There is No “Hate Speech” Exception to the First Amendment


Anyone concerned with the future of free speech in the United States should be appalled by the recent events on the campus of U.C. Berkeley. A seemingly peaceful protest of controversial media personality Milo Yiannopoulos quickly turned violent as protesters broke barriers, threw rocks, and started fires in an attempt to prevent Yiannopoulos from speaking at a previously scheduled event. One 19-year-old protester was quoted as saying: “The whole reason we are here is for free speech. Milo’s hate speech is not allowed here. When it is hate speech, our free speech is to shut him down.”

This protester, while passionate and undoubtedly sincere, is woefully wrong in her assessment of how free speech functions in a free society. There is no exception for “hate speech” under the First Amendment.

This is not to say that the First Amendment’s protection of speech is absolute. Under the “clear and present danger” test, speech that threatens national security during wartime or other national security emergencies can be curtailed. Likewise, speech that consists of “fighting words” probable to provoke imminent violence, or speech constituting “obscenity,” are not protected by the First Amendment. The same goes for child pornography, the various forms of defamation, and speech subject to the proprietary rights of others. And especially applicable to the recent violence in Berkeley, the Supreme Court has found that speech that advocates for violence and is likely to produce it also does not qualify for the protection of the First Amendment.

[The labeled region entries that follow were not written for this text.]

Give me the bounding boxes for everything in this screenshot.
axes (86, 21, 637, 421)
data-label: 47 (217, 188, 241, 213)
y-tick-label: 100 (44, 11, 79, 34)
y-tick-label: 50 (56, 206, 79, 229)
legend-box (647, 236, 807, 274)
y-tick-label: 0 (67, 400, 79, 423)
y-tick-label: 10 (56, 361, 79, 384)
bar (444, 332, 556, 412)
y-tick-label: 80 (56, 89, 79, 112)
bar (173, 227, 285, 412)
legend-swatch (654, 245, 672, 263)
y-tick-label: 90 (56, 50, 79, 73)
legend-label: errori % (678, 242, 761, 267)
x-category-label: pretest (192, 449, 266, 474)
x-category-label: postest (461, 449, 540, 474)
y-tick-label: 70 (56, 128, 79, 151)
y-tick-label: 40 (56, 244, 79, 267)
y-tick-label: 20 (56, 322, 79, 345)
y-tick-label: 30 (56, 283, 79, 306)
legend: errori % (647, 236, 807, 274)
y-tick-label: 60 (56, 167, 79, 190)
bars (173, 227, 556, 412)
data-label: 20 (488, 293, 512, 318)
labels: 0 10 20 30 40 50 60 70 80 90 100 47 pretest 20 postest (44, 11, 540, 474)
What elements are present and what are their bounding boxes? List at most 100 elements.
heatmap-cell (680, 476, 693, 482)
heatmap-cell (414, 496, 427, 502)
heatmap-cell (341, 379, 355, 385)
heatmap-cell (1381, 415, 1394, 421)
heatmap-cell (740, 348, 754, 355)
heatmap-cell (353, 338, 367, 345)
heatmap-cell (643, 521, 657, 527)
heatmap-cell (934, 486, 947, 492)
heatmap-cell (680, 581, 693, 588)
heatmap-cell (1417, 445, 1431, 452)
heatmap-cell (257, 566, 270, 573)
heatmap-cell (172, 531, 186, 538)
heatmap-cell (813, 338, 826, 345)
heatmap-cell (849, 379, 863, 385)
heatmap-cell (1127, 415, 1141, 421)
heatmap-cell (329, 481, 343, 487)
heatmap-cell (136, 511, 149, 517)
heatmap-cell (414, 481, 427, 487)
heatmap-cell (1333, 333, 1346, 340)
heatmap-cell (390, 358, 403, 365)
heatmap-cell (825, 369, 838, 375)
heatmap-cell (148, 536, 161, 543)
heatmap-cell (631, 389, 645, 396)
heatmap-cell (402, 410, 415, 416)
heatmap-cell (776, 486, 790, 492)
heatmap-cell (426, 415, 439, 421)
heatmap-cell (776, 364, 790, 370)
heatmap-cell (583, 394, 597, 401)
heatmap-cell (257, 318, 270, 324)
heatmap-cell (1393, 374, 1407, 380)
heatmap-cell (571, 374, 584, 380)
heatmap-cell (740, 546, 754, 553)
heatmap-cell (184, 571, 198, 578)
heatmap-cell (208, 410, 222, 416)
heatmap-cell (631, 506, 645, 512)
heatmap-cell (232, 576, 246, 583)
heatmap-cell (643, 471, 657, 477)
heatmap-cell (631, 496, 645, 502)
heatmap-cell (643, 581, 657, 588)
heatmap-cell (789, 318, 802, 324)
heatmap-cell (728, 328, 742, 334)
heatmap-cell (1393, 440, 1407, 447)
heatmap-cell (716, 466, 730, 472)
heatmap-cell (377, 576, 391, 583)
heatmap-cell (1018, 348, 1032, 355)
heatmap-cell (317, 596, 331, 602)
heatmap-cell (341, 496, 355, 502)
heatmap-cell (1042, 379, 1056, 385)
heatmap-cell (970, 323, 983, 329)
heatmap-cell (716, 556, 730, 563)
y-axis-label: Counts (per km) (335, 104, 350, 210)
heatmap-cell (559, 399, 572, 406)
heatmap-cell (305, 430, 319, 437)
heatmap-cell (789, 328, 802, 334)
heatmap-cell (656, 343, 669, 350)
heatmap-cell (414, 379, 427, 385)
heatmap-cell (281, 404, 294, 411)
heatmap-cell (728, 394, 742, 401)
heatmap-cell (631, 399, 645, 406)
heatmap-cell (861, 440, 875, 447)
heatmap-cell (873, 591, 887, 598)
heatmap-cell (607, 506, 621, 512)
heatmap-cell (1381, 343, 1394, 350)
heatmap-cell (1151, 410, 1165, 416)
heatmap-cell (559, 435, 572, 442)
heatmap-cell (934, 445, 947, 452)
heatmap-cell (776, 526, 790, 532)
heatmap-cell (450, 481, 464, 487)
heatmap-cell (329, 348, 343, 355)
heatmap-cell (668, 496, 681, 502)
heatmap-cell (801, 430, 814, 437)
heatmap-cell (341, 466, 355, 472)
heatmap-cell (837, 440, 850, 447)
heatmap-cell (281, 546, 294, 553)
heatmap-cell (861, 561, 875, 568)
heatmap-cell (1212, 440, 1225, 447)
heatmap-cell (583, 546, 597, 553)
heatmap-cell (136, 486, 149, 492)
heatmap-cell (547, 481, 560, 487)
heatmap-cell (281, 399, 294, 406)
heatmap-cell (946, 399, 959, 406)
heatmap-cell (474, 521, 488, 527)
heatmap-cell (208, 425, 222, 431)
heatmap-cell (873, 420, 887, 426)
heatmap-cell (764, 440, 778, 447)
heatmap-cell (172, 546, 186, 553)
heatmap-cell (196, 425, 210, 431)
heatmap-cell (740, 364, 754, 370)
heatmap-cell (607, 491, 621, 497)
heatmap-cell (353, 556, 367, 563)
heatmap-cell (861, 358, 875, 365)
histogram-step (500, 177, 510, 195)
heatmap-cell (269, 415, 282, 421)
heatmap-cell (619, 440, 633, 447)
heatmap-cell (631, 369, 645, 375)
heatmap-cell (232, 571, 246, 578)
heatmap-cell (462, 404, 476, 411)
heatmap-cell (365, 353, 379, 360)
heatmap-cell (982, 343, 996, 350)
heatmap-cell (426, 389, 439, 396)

While exceptions exist, the general presumption under American law is towards the free expression of unfettered speech.

Those who sincerely believe that the First Amendment should disallow “hate speech” or other forms of speech they may find offensive have not thought through their assertions to their logical conclusions. Imagine how a “hate speech” exception to the First Amendment would operate. Who decides what constitutes “hate speech”? Does it depend on which party is in the majority at a given point? Legislators seem no better equipped than judges to decide the proper parameters for personal expression. Where do we draw the line? What is “hateful” to you, may not be hateful to me.  How do we impose sanctions on alleged violators? The idea of imprisoning our fellow citizens for offending us should shake civil libertarians, whether on the Left or the Right, to their very core.

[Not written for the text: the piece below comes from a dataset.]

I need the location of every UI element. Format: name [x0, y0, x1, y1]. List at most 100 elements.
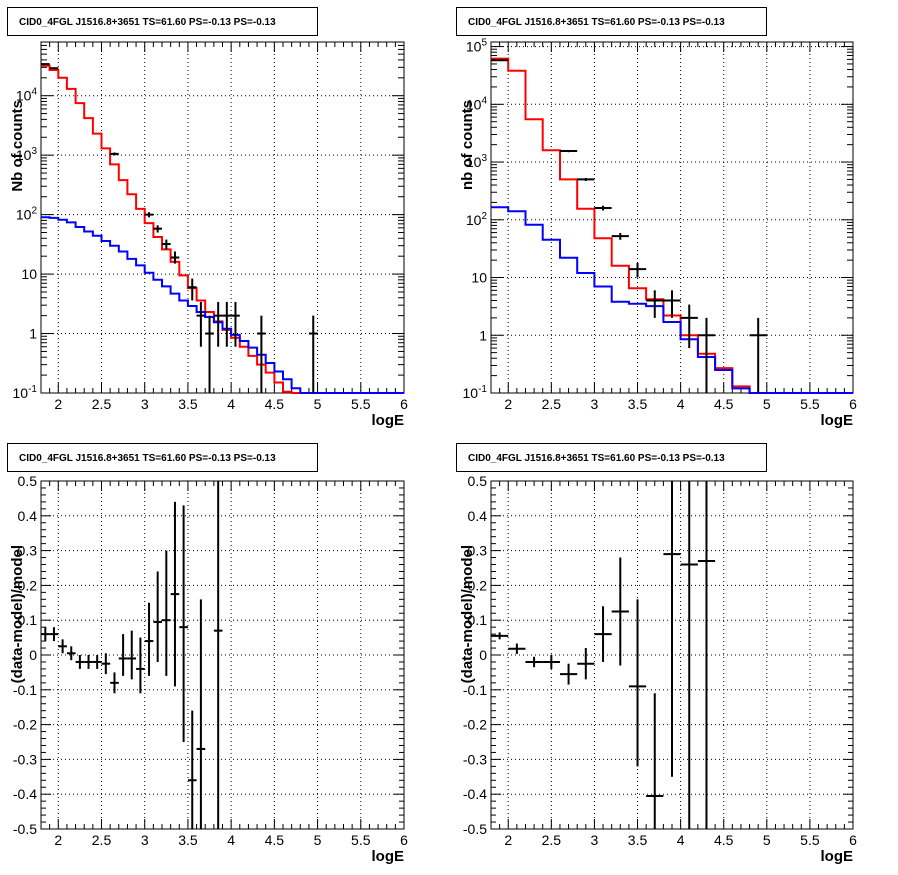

And perhaps most dangerous of all: How do we account for the possibility of a chilling effect on future individual expression? It is on this point that many of the Supreme Court’s most impactful speech cases have turned. While courts have found reasonable time, place, and manner restrictions constitutional, restrictions based on specific content require the application of strict constitutional scrutiny. The great fear has always been that speech restrictions providing prior restraint will dissuade individuals from expressing themselves for fear of legal retribution. Given the problems identified above regarding the articulation of the standard for “hate speech,” imposing such an exception would be likely to produce the very chilling effect the Court has been so careful to avoid.

The point that “hate speech” exception advocates are missing is that the entire point of the speech protection provisions of the First Amendment was meant to protect offensive speech. The more offensive the speech, the greater protection that speech should receive. The First Amendment has no applicability to speech we find comfortable, polite, or agreeable. It would also miss the entire point of having a “Marketplace of Ideas.” As observed by John Stuart Mill in his seminal essay “On Liberty,”

“The peculiar evil of silencing the expression of an opinion is, that it is robbing the human race; posterity as well as the existing generation; those who dissent from the opinion, still more than those who hold it. If the opinion is right, they are deprived of the opportunity of exchanging error for truth: if wrong, they lose, what is almost as great a benefit, the clearer perception and livelier   impression of truth, produced by its collision with error.”

To advocate for a “hate speech” exception to the First Amendment is not only to render the operation of free speech functionally moot, but it is to rob our fellow citizens of their ability to decide for themselves. We do not have the right to hurl bricks, start fires, or shout someone down just because we disagree with what they say. To do so is not only to injure the rights of the speaker but to injure anyone who might be positively (or negatively) affected by their speech. It is the choice of the audience to listen or turn away. There is no right under the First Amendment, or anywhere else, for us to make that decision for them.

So what recourse do we have to oppose speech that we find offensive? In the famous words of Justice Brandeis, “the remedy to be applied is more speech, not enforced silence.”


Timothy Snowball is a third year Juris Doctor candidate at The George Washington University Law School who is interested in constitutional law, history, and government. Tim holds degrees in political science from the University of California Berkeley and Grossmont College in San Diego.